霧社事件の背景
日本の警察官(当時2名のタイヤル族警察官がいたほかは全て日本人警察官)が、地元のタイヤル族住民に対し固有の文化を無視した生活指導を行ったこと、材木を担いで運ばせるなど重い労務を課したこと、商取引の利益を中間搾取していたことなどが指摘されている。
蜂起の直接の原因といわれているのが、1930年10月7日に吉村克己巡査が原住民の若者を殴打した事件である。その日、吉村巡査は同僚を伴って移動中に、村で行われていた結婚式の酒宴の場を通りかかった。宴に招き入れようとモーナ・ルダオ(タイヤル族の村落の一つマヘボ社のリーダー)の息子、タダオ・モーナが吉村巡査の手を取ったところ、巡査は「其ノ不潔ナル宴席ヲ嫌ヒ拒絶セントシテ握ラレタル手ヲ払ヒタル拍子」にステッキで若者を2度殴打したという。侮辱を受けたと感じた原住民たちは吉村巡査を集団で殴打した(当時の警察側の公文書より)。 この殴打事件について警察からの報復をおそれた人々が、先手を打って蜂起したのだと言われている。

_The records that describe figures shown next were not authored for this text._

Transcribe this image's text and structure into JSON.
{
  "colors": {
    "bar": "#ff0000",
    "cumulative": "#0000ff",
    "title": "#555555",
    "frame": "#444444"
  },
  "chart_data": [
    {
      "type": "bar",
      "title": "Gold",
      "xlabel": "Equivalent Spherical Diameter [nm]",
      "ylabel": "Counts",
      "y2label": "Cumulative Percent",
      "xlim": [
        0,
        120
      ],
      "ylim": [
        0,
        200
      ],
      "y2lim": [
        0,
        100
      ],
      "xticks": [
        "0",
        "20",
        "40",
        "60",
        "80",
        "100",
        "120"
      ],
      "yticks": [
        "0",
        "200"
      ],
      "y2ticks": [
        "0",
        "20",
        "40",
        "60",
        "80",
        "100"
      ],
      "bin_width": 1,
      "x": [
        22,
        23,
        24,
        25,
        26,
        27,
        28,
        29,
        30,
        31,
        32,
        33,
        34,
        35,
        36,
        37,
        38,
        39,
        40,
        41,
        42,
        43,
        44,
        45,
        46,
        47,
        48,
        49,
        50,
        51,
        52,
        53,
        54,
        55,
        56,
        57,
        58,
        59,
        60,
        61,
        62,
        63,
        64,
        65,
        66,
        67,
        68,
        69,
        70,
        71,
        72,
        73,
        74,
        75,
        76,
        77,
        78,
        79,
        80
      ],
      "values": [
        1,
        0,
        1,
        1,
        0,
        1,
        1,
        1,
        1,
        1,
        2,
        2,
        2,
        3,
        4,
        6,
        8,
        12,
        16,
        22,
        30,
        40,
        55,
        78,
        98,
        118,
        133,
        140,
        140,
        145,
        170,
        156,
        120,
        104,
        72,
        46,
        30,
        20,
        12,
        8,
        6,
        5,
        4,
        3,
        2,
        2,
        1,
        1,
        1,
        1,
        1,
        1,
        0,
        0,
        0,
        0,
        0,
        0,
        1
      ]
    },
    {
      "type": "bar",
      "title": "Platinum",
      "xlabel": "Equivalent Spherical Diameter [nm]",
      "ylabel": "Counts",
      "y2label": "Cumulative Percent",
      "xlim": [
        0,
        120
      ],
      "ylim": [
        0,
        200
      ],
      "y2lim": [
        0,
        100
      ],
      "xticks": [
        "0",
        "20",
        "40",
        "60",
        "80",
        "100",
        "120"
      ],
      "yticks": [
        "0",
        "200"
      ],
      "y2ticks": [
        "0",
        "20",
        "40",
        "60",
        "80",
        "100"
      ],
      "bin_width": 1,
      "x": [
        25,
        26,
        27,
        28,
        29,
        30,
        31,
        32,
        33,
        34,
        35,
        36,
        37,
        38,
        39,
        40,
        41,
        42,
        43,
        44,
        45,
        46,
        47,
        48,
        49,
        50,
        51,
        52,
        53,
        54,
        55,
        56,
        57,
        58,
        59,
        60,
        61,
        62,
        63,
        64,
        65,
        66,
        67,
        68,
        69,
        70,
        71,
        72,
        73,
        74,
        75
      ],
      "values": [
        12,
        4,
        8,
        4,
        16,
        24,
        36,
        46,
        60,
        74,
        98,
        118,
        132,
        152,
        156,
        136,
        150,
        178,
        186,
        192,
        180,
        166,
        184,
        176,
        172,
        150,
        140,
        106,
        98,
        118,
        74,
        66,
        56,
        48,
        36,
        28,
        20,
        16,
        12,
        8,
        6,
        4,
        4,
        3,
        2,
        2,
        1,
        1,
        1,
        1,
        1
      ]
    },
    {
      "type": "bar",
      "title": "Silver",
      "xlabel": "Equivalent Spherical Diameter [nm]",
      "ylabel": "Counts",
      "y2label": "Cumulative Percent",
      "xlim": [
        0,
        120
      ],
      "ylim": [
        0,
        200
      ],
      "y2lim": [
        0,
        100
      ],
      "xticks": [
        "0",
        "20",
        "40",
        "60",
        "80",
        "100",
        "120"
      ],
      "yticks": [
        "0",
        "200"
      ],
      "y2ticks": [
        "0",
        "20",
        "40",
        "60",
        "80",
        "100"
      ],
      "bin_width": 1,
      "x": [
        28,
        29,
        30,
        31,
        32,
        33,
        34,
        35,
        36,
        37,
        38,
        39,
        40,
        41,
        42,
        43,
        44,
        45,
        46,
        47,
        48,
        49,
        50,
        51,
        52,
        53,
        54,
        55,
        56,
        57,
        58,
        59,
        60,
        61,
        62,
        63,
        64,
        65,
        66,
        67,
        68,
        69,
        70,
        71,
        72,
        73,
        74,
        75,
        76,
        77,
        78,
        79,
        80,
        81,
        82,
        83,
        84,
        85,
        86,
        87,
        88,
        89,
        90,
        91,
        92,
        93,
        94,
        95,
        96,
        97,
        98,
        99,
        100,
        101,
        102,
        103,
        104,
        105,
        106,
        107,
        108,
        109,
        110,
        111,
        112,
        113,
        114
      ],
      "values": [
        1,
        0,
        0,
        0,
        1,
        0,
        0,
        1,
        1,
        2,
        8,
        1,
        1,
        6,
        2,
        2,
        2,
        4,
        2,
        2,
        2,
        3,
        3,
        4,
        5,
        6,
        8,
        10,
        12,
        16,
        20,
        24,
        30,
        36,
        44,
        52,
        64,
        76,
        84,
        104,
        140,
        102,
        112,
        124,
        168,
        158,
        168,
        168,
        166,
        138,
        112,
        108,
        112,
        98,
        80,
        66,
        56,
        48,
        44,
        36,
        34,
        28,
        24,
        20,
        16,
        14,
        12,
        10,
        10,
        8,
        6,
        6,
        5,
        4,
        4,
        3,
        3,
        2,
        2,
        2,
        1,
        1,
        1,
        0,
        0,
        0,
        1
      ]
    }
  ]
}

事件前から霧社は台湾総督府による理蕃政策の先進地域であった。それにもかかわらず大規模な蜂起がおこった。そのため台湾総督府は原住民に対する差別的な政策の方針を修正し、皇民化教育を加速してゆく。
原住民に対する皇民化では、思想教育と同時に、平地定住化と稲作農耕への切り替えという大きな転換が試みられた。霧社事件の生存者が移住した川中島(かわなかじま、現 清流部落)や、霧社でのダム建設のため立ち退きをさせられた人々が移住した中原(川中島に隣接)は、稲作適地であったため結果的に農業生産性が向上し、住民らの生活は以前よりも豊かになった。
また、天皇と国家に対する忠誠を示した者は日本人同様に顕彰されたので太平洋戦争時の高砂義勇隊には自ら志願して戦地に赴いた原住民が多くいた。一説によると霧社事件での山岳戦でタイヤル族がとても強かったため軍部が高砂義勇隊の創設を着想したとも言われる。こうした事例は映画『サヨンの鐘』にも描かれ、皇民化教育の成果として謳われた。
当時の日本社会においては台湾原住民の存在自体が熟知されておらず、雑誌等に興味本位にその風俗などが描かれる程度であった。霧社事件は台湾総督府に対しては強い衝撃を与え、原住民統治の抜本的な改革を迫るものであった。日本国内に対する衝撃もそれなりに大きなものではあったが、未開な民族が衝動的に起こした反乱といった認識が強かったと推測される。戦後、台湾は日本の統治下から離れ、日本では事件の存在そのものが忘れられていった。戦後の日本における霧社事件に対する評価には、偶発的な事件、警察統治に対する局地的な反抗、日本に対する植民地統治に対する抵抗運動など様々な捉え方がされている。
『ウィキペディア(Wikipedia)』引用
霧社事件は日本時代後期における最大規模の抗日蜂起事件と言われています。